9.3 Cutoff Rate and Probability Table
DM algorithms classify via a two-step process. First, the algorithm estimates the probability of belonging to the class of interest. Next, it compares that computed probability to the cutoff value, and classifies the instance accordingly. If the probability meets or exceeds the cutoff value, it assigns it to the class of interest.
The default cutoff is 50%
If probability of being true >= 0.50, classify as "class of interest"
If < 0.50, classify as "not class of interest"
For example, below are some records from a scored dataset in Azure ML studio. The four columns on the left are actual values. The Scored Labels column shows the predicted outcome. The Scored Probabilities column shows the probability calculated by Azure that the instance in the record is poison. The first record has no probability of being poison, so it is classified as edible. The remaining three records in the example have probabilities of being poison above or equal to the cutoff probability of 0.50, so they are classified as poison.
Typically, over-all-error rate is lowest when the cutoff is 0.50, so this is the default cutoff rate in data mining tools. This makes sense if the cost of both types of errors have approximately equal costs.

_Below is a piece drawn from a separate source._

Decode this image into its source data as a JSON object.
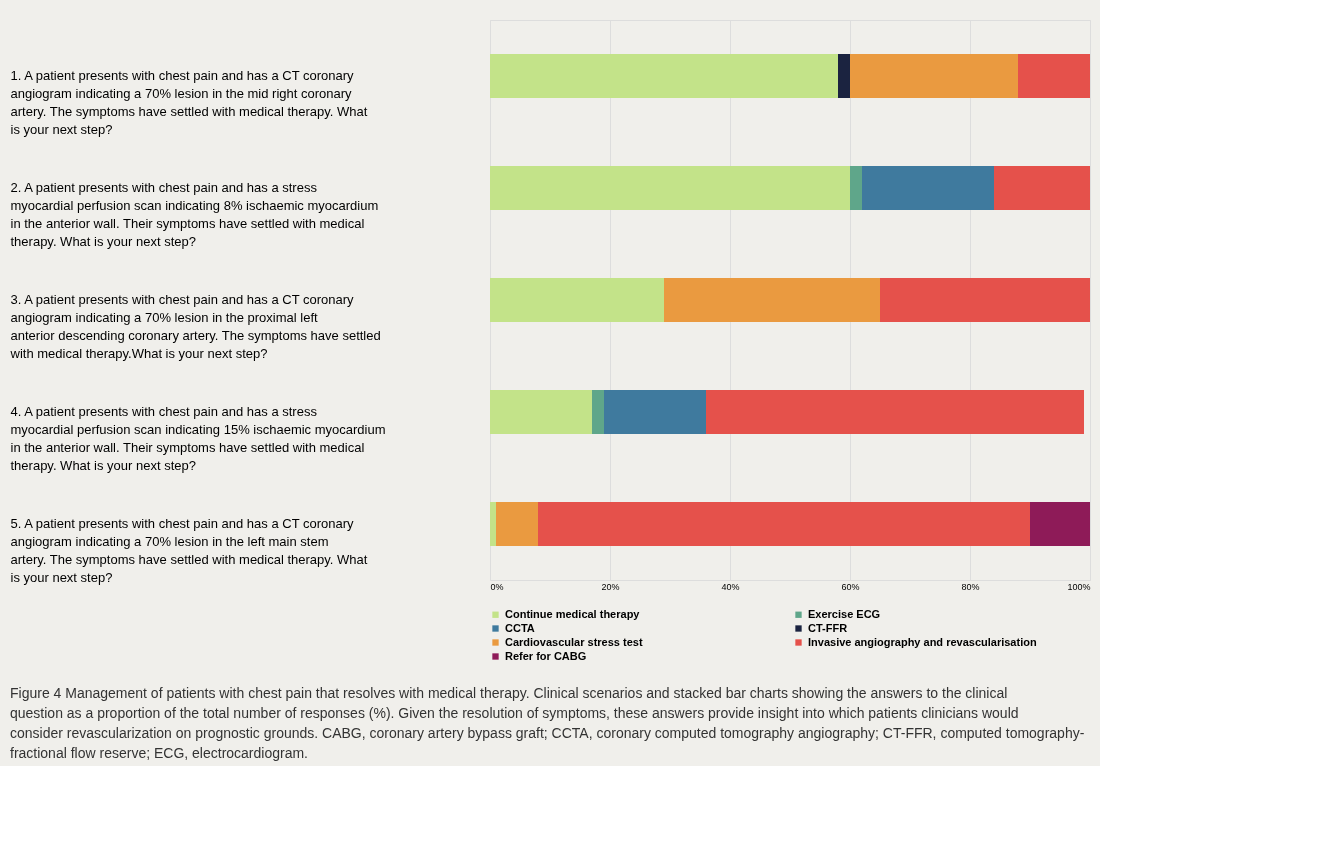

This is rarely true. Typically, one type of error is more expensive than the other error and this varies from problem to problem. For example, in a breast cancer detection problem, which cost is more expensive? Is it more expensive to predict people have cancer that do not have cancer (a false positive), or is it costlier to predict people do not have cancer who in fact do have cancer (a false negative)? This can be determined by thinking about the consequence of each type of error. If people are falsely predicted to have cancer then further test are typically run to confirm the diagnosis. So, they incur a bit of uncertainty and the cost of additional testing but the additional tests will disconfirm the initial prediction. Conversely, if a person is predicted to not have cancer who really has cancer, they may assume no treatment is necessary, when in fact treatment might stop the cancer from progressing. Clearly this is the more expensive outcome.
In practice, competent medical doctors learn the false positive and false negative rates of tests. So that if a test indicates a type of error, they can make intelligent decisions of whether to order additional tests. Sometimes a cheap and fast but less reliable test is conducted first. If the results are a cause for concern a more expensive but more reliable diagnostic test can be ordered.
When a specific outcome is very costly, the analyst may choose to change the cutoff rate from the default of 50% to change the proportion of responses that are classified correctly and incorrectly. Consider the table below. It shows the actual class and the assigned probability of each instance having the classification of interest. Then, the instances are sorted from the highest to the lowest probability. The blue line shows what happens if the cutoff is set to the default of 50%. Three out of 24 or 12.5% of records are misclassified: two false positives and one false negative.
The image below shows what happens when the cutoff point is moved to 0.75. The blue line shows this cutoff. Now 6/24 or 25% of the instances are misclassified: one false positive and five false negatives. This higher overall error rate may be tolerated if the cost of a false positive is very expensive.
The image below shows what happens when the cutoff point is moved to .25. Now 5/24, or 21% of the records are misclassified: four false positives and one false negative. Again, this higher overall error rate may be tolerated if false negatives are very expensive, like in the breast cancer detection scenario.